Brown is most happy that the district's venues and amenities have been created or restored with an eye toward artistry: The O'Reilly was designed by renowned architect Michael Graves; the park along the Allegheny River was designed by New York artist Ann Hamilton; and world-famous architect Richard Gluckman and artist Robert Wilson designed "light walls" along the sides of district buildings.

"Artistic sensibility infuses everything she touches," Sarbaugh said. "She hasn't just plopped artistic activities into Downtown development."

It was also Brown's decision not to create a central performing arts building in which all groups perform, but to make the Cultural District an assemblage of restored theaters, parks and commercial buildings.

"That was a smart and important decision, because those performing arts centers can become like walled cities," Horn said.

Brown suffered a disappointment, though, when the Trust's plan to build an office tower as part of the O'Reilly Theater fell through because of a soft real estate market.

But she takes pride in the avant-garde programming presented by the Trust at the Byham -- programming such as "Voices for a New Millennium," an annual gathering of eclectic artists presenting contemporary work.

Any arts manager would say such programming is risky at the box office, yet over the next few years the Trust plans a greater emphasis on such programming -- a move that has led the resident companies to wonder how it will affect their audiences and bookings.

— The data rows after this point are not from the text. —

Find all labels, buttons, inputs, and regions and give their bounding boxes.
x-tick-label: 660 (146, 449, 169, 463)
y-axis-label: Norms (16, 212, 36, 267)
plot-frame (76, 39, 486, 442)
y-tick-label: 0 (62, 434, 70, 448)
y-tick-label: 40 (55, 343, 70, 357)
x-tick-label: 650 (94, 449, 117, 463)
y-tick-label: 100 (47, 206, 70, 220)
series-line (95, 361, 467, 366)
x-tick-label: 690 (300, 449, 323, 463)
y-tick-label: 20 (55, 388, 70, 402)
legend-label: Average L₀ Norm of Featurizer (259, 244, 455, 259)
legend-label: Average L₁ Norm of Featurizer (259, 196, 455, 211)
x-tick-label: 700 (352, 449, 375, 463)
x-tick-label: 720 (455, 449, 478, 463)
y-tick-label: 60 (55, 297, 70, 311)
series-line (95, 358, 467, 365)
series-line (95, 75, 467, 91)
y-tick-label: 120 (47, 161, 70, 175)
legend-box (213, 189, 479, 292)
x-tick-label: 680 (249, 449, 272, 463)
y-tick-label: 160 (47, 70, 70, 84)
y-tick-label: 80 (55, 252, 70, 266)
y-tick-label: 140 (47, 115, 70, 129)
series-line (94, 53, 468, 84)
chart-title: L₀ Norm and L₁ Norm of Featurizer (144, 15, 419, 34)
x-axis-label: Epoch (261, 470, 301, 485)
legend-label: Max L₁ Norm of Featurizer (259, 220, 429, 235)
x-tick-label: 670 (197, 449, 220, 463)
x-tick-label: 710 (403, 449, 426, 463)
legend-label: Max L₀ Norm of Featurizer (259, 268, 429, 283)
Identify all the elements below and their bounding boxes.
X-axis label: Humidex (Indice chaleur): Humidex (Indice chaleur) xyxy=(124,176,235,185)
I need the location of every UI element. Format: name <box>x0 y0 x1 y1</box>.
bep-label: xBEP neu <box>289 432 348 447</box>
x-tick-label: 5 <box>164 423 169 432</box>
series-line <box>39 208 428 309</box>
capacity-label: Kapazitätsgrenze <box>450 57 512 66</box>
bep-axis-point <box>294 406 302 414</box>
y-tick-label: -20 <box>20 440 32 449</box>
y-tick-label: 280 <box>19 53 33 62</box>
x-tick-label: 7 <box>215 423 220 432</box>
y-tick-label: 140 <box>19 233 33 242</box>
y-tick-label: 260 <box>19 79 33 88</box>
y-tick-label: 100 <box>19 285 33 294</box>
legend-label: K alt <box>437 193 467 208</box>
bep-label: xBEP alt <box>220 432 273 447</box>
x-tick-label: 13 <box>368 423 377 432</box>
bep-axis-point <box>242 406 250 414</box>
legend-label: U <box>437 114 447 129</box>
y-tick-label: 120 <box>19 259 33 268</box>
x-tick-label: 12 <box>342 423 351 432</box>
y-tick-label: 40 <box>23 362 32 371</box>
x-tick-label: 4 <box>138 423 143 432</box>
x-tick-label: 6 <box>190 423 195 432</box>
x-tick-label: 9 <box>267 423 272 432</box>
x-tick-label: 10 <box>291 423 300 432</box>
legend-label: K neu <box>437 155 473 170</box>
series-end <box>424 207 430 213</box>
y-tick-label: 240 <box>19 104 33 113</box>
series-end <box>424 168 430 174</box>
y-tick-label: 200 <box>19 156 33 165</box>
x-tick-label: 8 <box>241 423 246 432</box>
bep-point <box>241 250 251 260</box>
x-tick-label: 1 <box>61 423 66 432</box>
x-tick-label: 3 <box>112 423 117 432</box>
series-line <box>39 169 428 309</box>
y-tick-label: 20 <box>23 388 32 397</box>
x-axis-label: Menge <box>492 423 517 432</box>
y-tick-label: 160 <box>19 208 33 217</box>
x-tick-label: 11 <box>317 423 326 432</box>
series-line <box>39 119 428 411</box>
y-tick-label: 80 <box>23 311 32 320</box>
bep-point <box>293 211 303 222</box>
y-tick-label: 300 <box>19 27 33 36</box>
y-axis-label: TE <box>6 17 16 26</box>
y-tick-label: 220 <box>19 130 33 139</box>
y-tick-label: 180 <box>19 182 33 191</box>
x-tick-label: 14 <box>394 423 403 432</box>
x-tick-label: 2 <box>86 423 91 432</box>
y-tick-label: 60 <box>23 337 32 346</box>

A search for Brown's successor recently began and is expected to go national. Brown, who is described as a spiritual and family-oriented person, intends to teach, write and travel after she retires. She said she has enjoyed this life-defining job she is leaving.

"There's been terrific community support for the district, and I've had the time of my life working with the arts teams and the artists," she said. "I've gotten more kicks in the last 14 years than most people have in a lifetime, in terms of seeing really wonderful projects happen."

Brown and the Trust would still like to see more housing and restaurants in the district, some nightclubs and even a supermarket. And they are waiting for funding to come through for the building of a new garage, cabaret theater and ticketing center next to the O'Reilly.

But the cornerstones of the district are in place, and the Trust is getting more calls than ever from businesses inquiring about moving into the district -- not to mention more calls to the district's box offices and more people just passing through, admiring the "artwork."

"I can't imagine Pittsburgh not having had Carol Brown," said Willumsen. "It would be a very different place to live and work."